Most of you will recall the Trump Era public charge rule, from 2019, which caused chaos and uncertainty and tremendous amounts of paperwork for both applicants and their Attorneys. This was another attempt by the former President to reduce Immigration by denying Immigration benefits to those who rely on Government aid.
For a recap of the previous rule please refer to our earlier article:
Trump’s public charge rule was heavily criticized, especially during the pandemic, where many feared that by enrolling in Medicaid or seeing treatment for COVID they would become a public charge. One U.S. District Court issued an injunction to prevent the Trump administration from applying the rule, but this was overturned by a U.S. Court of Appeals decision that allowed the rule to be implemented once again.

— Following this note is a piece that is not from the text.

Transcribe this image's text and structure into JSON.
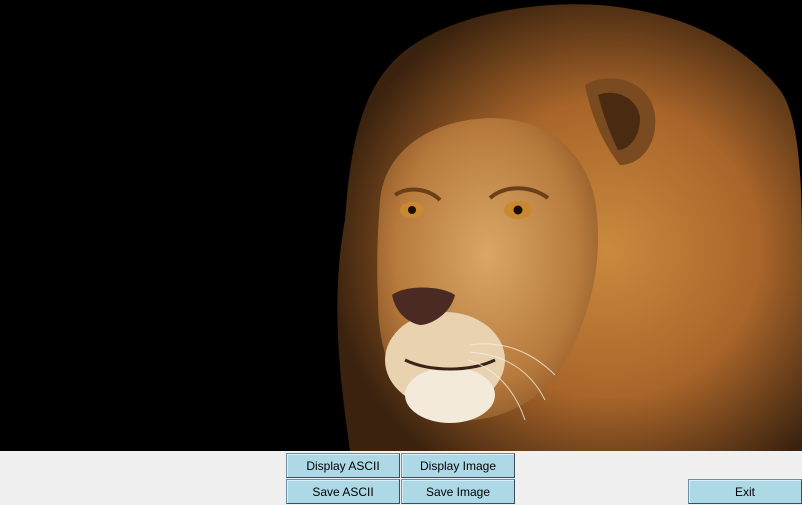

The new administration announced in early 2021 that they would not apply the Trump rule on the basis that it was not in the public interest or efficient use of government resources.
On September 8, 2022, DHS announced a final Public Charge rule implementing the previous 1999 Interim Field guidance. This means USCIS will not consider an applicant’s receipt of Medicaid (except for long-term institutionalization at the government’s expense), public housing, or Supplemental Nutrition Assistance Program (SNAP) benefits when determining whether an applicant is likely at any time to become a public charge.
This rule applies to all Noncitizens applying for visas, admission, and adjustment of status.
Current Secretary of Homeland Security Alejandro N. Mayorkas had the following to say about the new rule:
“This action ensures fair and humane treatment of legal immigrants and their U.S. citizen family members.” Furthermore, “Consistent with America’s bedrock values, we will not penalize individuals for choosing to access the health benefits and other supplemental government services available to them.”
Under this new rule a noncitizen will likely be considered a public charge if “DHS determines that they are likely to become primarily dependent on the government for subsistence.” This determination will be based on the following:
- The noncitizen’s “age; health; family status; assets, resources, and financial status; and education and skills,” as required by the INA;
- The filing of Form I-864, Affidavit of Support Under Section 213A of the INA, submitted on a noncitizen’s behalf when one is required; and
- The noncitizen’s prior or current receipt of Supplemental Security Income (SSI); cash assistance for income maintenance under Temporary Assistance for Needy Families (TANF); State, Tribal, territorial, or local cash benefit programs for income maintenance (often called “General Assistance”); or long-term institutionalization at government expense.
Another welcomed change from the Biden administration further attempts to restore faith in a broken immigration system.